Xander chewed the thought, and his dinner, with equal gravity. "So what's the disease?"

Willow glanced over at Tara. "Ask her." She then turned and directed the intense high-beams that she called her eyes at the newly-blonde woman. "Tell us, Magic, how did you like Vietnam?"

Tara smirked. "How do you like yeast infections?" Most of the people at the table laughed, including Willow.

"Y'know, not to impugn the tale that you've told me and several other people here," Willow said, after the laughter died down, "but...I wasn't aware the U.S. Army allowed women into positions of combat."

Tara had taken a sip of her water before answering. "I wasn't in the Army. I was a Red Cross service worker - ‘Doughnut Dollies,' they called us then. We visited various bases and units, dressed in our little uniforms, wearing lots of perfume and makeup...basically giving Our Boys a-a taste of what they fighting for." The smile on Tara's face faded.

"I got sent to a, they called it a firebase, way out in the field, y'know, s-say hi to the troops and all that. Only we got hit by the VC, our air support got cut off, and we had to run." She almost chuckled then. "Picture me in this Red Cross outfit, looking like an overgrown Campfire Girl, running through the jungle with a bunch of soldiers, with a million guys in black pajamas in hot pursuit."

"After about the fourth or fifth guy in our squad got killed, I got tired of running around in that outfit...s-so I picked one guy who was about my size...took his uniform...h-he wasn't going to need it." Tara took a deep breath to steady herself. "I took his M-16. The other guys taught me how to use that, and a lot of other stuff. I figured it was the least I could do, seeing how all these guys had adopted me and tried to keep me from getting k-killed or..."

"About eight months later, me and two other guys, out of twenty squad members, made it back to American territory."

Stunned expressions abounded around the table; even the perpetually stoic Faith gave Tara a sympathetic look, and if anyone noticed Cordelia wiping at the corner of one eye, no one said.

Willow's was both the most admiring and the most appraising aspect. "So you were actually out there, for eight months...killing people..."

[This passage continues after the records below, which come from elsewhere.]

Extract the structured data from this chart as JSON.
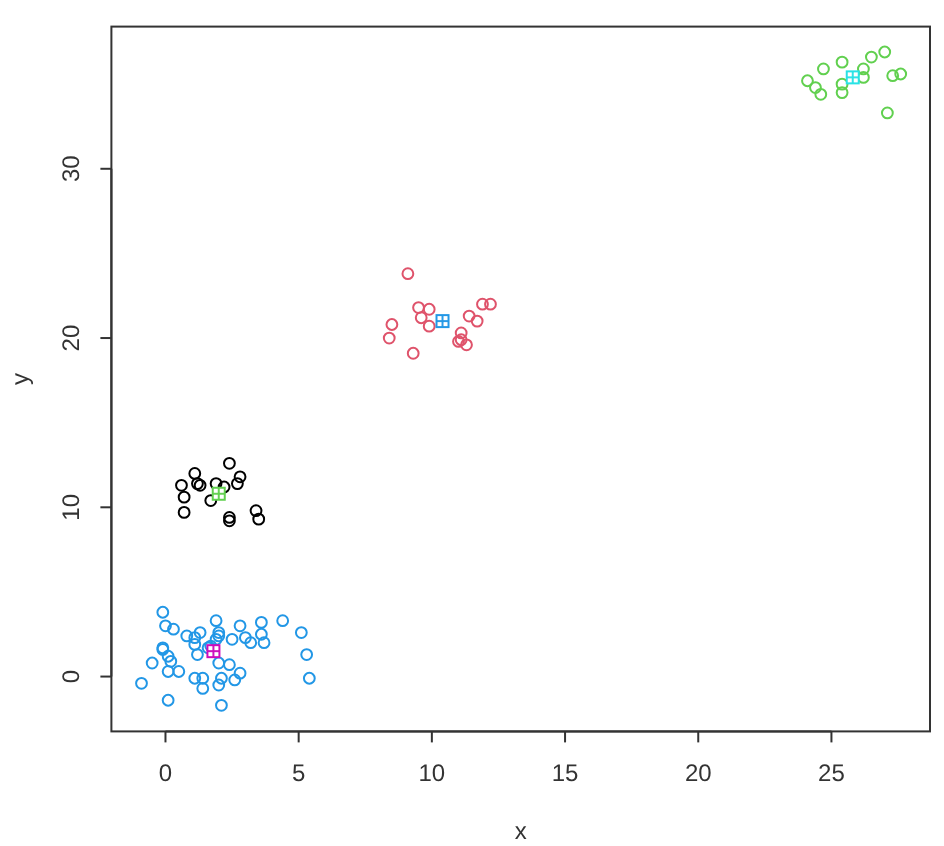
{
  "chart_data": {
    "type": "scatter",
    "xlabel": "x",
    "ylabel": "y",
    "xlim": [
      -2.03,
      28.7
    ],
    "ylim": [
      -3.24,
      38.4
    ],
    "xticks": [
      0,
      5,
      10,
      15,
      20,
      25
    ],
    "yticks": [
      0,
      10,
      20,
      30
    ],
    "marker": "circle",
    "series": [
      {
        "color": "#000000",
        "x": [
          0.6,
          0.7,
          0.7,
          1.1,
          1.2,
          1.3,
          1.9,
          2.2,
          2.8,
          2.7,
          2.4,
          1.7,
          2.4,
          2.4,
          3.4,
          3.5
        ],
        "values": [
          11.3,
          10.6,
          9.7,
          12.0,
          11.4,
          11.3,
          11.4,
          11.2,
          11.8,
          11.4,
          12.6,
          10.4,
          9.4,
          9.2,
          9.8,
          9.3
        ]
      },
      {
        "color": "#df536b",
        "x": [
          9.1,
          8.5,
          8.4,
          9.5,
          9.6,
          9.9,
          9.9,
          9.3,
          11.1,
          11.0,
          11.1,
          11.3,
          11.4,
          11.7,
          11.9,
          12.2
        ],
        "values": [
          23.8,
          20.8,
          20.0,
          21.8,
          21.2,
          21.7,
          20.7,
          19.1,
          20.3,
          19.8,
          19.9,
          19.6,
          21.3,
          21.0,
          22.0,
          22.0
        ]
      },
      {
        "color": "#61d04f",
        "x": [
          24.1,
          24.4,
          24.6,
          24.7,
          25.4,
          25.4,
          25.4,
          26.2,
          26.2,
          26.5,
          27.0,
          27.3,
          27.6,
          27.1
        ],
        "values": [
          35.2,
          34.8,
          34.4,
          35.9,
          36.3,
          34.5,
          35.0,
          35.4,
          35.9,
          36.6,
          36.9,
          35.5,
          35.6,
          33.3
        ]
      },
      {
        "color": "#2297e6",
        "x": [
          -0.1,
          0.0,
          0.3,
          -0.1,
          -0.1,
          0.1,
          0.2,
          -0.5,
          -0.9,
          0.1,
          0.5,
          0.1,
          0.8,
          1.1,
          1.3,
          1.1,
          1.6,
          1.2,
          1.7,
          1.9,
          2.0,
          2.0,
          1.9,
          2.5,
          2.8,
          3.0,
          3.2,
          3.6,
          3.6,
          3.7,
          4.4,
          5.1,
          5.3,
          5.4,
          2.4,
          2.0,
          2.8,
          2.6,
          2.1,
          2.0,
          1.1,
          1.4,
          1.4,
          2.1
        ],
        "values": [
          3.8,
          3.0,
          2.8,
          1.7,
          1.6,
          1.2,
          0.9,
          0.8,
          -0.4,
          -1.4,
          0.3,
          0.3,
          2.4,
          2.3,
          2.6,
          1.9,
          1.7,
          1.3,
          1.8,
          3.3,
          2.6,
          2.4,
          2.2,
          2.2,
          3.0,
          2.3,
          2.0,
          3.2,
          2.5,
          2.0,
          3.3,
          2.6,
          1.3,
          -0.1,
          0.7,
          0.8,
          0.2,
          -0.2,
          -0.1,
          -0.5,
          -0.1,
          -0.1,
          -0.7,
          -1.7
        ]
      },
      {
        "marker": "square",
        "colors": [
          "#61d04f",
          "#2297e6",
          "#28e2e5",
          "#cd0bbc"
        ],
        "x": [
          2.0,
          10.4,
          25.8,
          1.8
        ],
        "values": [
          10.8,
          21.0,
          35.4,
          1.5
        ]
      }
    ]
  }
}
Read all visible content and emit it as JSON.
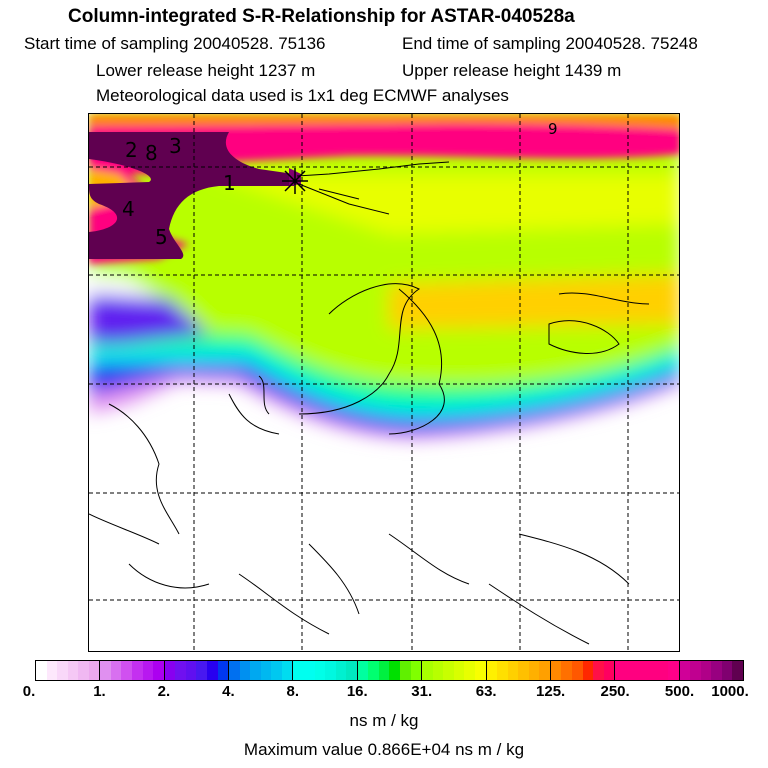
{
  "header": {
    "title": "Column-integrated S-R-Relationship for ASTAR-040528a",
    "start_time": "Start time of sampling 20040528. 75136",
    "end_time": "End time of sampling 20040528. 75248",
    "lower_height": "Lower release height 1237 m",
    "upper_height": "Upper release height 1439 m",
    "met_data": "Meteorological data used is 1x1 deg ECMWF analyses"
  },
  "map": {
    "labels": [
      "2",
      "8",
      "3",
      "1",
      "4",
      "5",
      "9"
    ],
    "release_marker": "release-point-star"
  },
  "colorbar": {
    "ticks": [
      "0.",
      "1.",
      "2.",
      "4.",
      "8.",
      "16.",
      "31.",
      "63.",
      "125.",
      "250.",
      "500.",
      "1000."
    ],
    "groups": [
      [
        "#ffffff",
        "#fde8fc",
        "#f9d8f9",
        "#f5c8f5",
        "#f0b8f2",
        "#eca8ee"
      ],
      [
        "#e090f0",
        "#d870f0",
        "#d050f0",
        "#c430f0",
        "#b818f0",
        "#ac00f0"
      ],
      [
        "#8800f0",
        "#7010f0",
        "#6010f0",
        "#4818f0",
        "#2800f0",
        "#0038f0"
      ],
      [
        "#0070f0",
        "#0090f0",
        "#00a8f0",
        "#00b8f0",
        "#00c8f0",
        "#00dcf0"
      ],
      [
        "#00fff0",
        "#00fff0",
        "#00ffe8",
        "#00f8e0",
        "#00f0d0",
        "#00e8c0"
      ],
      [
        "#00ffa0",
        "#00ff70",
        "#00f040",
        "#00e000",
        "#60f000",
        "#80ff00"
      ],
      [
        "#a8ff00",
        "#b8ff00",
        "#c8ff00",
        "#d8ff00",
        "#e8ff00",
        "#f8ff00"
      ],
      [
        "#fff000",
        "#ffe000",
        "#ffd000",
        "#ffc000",
        "#ffb000",
        "#ffa000"
      ],
      [
        "#ff8800",
        "#ff7000",
        "#ff5800",
        "#ff2800",
        "#ff1048",
        "#ff0060"
      ],
      [
        "#ff0080",
        "#ff0080",
        "#ff0080",
        "#ff0080",
        "#ff0080",
        "#ff0088"
      ],
      [
        "#d00098",
        "#c00090",
        "#b00088",
        "#980080",
        "#800070",
        "#600050"
      ]
    ],
    "unit": "ns m / kg",
    "max_value": "Maximum value  0.866E+04 ns m / kg"
  }
}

Tara shrugged deprecatingly. "I didn't kill all that many people. Mostly what I did was run and hide."

"You said something to me on the beach," Willow asked, "Something about Thanksgiving; how'd that go again?"

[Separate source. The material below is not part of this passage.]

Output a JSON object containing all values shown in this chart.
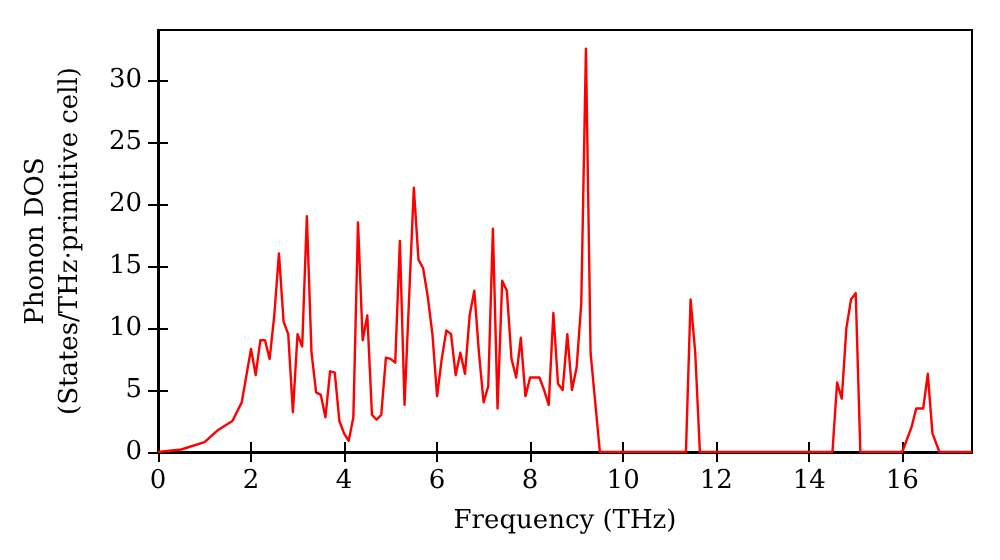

"If you want to get home for Thanksgiving, you gotta figure the guy coming at you is out to get you."

Willow grinned at her, then turned to Xander. "See, that's what it's about: being scared, whistling in the dark, inventing enemies... Let's write a new scene; our screenplay will become relevant again, and my face will be egg-free."

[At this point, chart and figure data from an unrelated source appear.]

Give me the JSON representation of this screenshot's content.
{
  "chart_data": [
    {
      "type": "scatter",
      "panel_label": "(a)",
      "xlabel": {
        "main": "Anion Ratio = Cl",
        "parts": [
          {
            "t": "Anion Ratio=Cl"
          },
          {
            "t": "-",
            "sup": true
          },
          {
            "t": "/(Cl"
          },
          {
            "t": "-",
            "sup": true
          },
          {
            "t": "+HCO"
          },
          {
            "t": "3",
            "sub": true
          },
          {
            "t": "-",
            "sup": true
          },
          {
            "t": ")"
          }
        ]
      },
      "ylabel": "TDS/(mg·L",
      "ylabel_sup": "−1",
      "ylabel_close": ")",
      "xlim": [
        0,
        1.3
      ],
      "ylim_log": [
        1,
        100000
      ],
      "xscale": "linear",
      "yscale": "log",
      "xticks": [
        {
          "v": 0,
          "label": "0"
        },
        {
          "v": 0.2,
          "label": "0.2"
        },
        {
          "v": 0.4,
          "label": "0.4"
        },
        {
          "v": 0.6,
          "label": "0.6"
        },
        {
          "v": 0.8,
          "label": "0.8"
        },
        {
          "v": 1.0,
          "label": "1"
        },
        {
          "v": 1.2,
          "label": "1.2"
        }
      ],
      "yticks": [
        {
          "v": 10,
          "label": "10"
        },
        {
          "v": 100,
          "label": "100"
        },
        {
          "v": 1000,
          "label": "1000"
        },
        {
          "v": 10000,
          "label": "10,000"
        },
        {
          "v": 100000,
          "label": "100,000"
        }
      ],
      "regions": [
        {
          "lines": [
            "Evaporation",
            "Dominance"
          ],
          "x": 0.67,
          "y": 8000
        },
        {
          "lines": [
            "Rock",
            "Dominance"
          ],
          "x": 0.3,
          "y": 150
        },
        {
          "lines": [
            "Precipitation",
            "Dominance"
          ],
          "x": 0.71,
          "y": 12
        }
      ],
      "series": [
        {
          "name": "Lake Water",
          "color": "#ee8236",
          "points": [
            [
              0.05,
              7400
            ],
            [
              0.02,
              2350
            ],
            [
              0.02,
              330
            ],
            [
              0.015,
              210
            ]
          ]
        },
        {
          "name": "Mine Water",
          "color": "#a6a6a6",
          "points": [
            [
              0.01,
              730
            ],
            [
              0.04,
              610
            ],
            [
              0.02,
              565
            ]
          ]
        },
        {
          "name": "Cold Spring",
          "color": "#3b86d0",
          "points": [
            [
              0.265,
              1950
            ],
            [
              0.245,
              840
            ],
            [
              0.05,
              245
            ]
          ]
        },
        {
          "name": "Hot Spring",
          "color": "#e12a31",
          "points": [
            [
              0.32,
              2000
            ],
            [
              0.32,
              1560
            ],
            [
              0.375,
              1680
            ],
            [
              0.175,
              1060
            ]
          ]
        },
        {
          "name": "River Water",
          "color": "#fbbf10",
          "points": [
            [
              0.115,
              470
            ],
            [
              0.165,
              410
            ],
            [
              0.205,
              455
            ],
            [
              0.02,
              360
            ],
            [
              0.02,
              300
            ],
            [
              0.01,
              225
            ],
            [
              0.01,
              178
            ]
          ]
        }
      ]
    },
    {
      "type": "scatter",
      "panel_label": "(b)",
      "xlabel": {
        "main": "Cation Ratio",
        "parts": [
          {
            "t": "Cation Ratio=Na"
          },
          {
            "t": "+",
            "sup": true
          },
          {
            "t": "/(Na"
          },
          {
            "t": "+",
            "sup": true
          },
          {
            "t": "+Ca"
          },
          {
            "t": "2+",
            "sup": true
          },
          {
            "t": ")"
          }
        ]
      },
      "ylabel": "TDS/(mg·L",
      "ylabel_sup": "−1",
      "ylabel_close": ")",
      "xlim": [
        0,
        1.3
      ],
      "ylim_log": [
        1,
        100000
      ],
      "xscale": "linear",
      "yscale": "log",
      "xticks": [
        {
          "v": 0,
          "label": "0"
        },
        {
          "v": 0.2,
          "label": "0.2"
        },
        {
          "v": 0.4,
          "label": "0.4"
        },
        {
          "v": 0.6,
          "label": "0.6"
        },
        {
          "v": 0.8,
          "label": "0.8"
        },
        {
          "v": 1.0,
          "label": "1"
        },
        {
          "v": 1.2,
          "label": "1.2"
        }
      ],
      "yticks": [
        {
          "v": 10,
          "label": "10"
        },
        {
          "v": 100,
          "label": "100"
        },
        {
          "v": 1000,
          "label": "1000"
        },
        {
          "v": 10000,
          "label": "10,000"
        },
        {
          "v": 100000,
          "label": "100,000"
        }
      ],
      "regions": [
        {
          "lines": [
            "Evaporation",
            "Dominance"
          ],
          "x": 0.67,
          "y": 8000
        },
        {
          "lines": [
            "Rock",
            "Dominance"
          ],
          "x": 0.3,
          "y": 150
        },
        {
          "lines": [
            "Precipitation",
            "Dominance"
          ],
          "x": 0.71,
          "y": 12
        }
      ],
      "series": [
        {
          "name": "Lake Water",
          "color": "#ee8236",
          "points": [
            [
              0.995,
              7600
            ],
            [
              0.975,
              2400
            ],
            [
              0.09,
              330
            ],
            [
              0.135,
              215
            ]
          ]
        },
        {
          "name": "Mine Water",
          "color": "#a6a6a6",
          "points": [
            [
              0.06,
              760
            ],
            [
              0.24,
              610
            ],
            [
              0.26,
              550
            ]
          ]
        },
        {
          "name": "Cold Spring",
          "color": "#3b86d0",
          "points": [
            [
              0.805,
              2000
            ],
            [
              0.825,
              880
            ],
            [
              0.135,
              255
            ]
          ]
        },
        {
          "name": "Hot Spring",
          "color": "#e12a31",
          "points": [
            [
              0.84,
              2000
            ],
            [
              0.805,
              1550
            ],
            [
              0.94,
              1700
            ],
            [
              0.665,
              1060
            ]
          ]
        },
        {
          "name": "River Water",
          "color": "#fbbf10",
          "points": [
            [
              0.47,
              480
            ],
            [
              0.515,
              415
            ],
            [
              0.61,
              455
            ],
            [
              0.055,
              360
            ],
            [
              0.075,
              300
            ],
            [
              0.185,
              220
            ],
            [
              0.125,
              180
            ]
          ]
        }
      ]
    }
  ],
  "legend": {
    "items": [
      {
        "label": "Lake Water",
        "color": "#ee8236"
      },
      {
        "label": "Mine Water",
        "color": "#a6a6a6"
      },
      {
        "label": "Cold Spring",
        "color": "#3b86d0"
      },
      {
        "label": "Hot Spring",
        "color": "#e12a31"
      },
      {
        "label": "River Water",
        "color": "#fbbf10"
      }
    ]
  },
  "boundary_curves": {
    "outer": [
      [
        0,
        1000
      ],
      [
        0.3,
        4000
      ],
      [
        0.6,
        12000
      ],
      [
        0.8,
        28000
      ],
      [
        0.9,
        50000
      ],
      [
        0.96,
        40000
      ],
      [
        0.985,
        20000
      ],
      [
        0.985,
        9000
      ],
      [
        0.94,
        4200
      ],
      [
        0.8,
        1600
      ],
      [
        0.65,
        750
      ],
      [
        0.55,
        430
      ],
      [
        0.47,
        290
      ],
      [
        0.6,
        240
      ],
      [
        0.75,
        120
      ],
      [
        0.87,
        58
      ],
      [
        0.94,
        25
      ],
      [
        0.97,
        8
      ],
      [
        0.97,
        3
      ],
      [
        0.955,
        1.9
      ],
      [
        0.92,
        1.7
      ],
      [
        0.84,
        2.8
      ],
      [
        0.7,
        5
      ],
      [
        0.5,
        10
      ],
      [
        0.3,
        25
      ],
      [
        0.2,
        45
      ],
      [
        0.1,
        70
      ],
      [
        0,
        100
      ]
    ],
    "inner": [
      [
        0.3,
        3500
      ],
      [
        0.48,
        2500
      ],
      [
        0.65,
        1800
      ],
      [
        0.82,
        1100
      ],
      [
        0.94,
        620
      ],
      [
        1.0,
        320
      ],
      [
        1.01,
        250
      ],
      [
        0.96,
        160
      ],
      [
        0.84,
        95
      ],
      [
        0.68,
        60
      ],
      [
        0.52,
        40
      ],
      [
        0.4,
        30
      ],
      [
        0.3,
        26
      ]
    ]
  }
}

Xander, knowing he was beaten, opted for the path of least resistance. "Fine, you'll get another scene. Won't make a damn bit of difference; the studio's just going to cut ‘em all out anyway, and all you'll have least are a bunch of swell battle scenes...which by the way, they told me look just terrific, the last time I was there."

Riley piped up. "What'd they say about me? No, no, don't tell me..." He gave himself a thumbs-down and a raspberry. Buffy giggled.

"They won't cut my film, Xander," Willow intoned gravely.

"Why the hell not? I mean, what makes you so goddamn special?" Xander replied heatedly.

"Because they know that if they touch my picture...I'll kill them."

"Really?" Tara asked, perhaps the only one at the table who might have dared to ask, especially with that air of skepticism.

Willow gave her the full power of her green eyes. "Yes. And then I'll eat them." The wicked expression on the redhead's face made Tara join in the laughter that rang around the table. "Xander, this film is my child. Supposed you had a daughter and the studio told you she would look better with her arms chopped off?"

Xander wiped his mouth with a napkin, giving the question a second's thought. "Well, being an insecure writer, I'd have to call my agent, and get a second opinion!"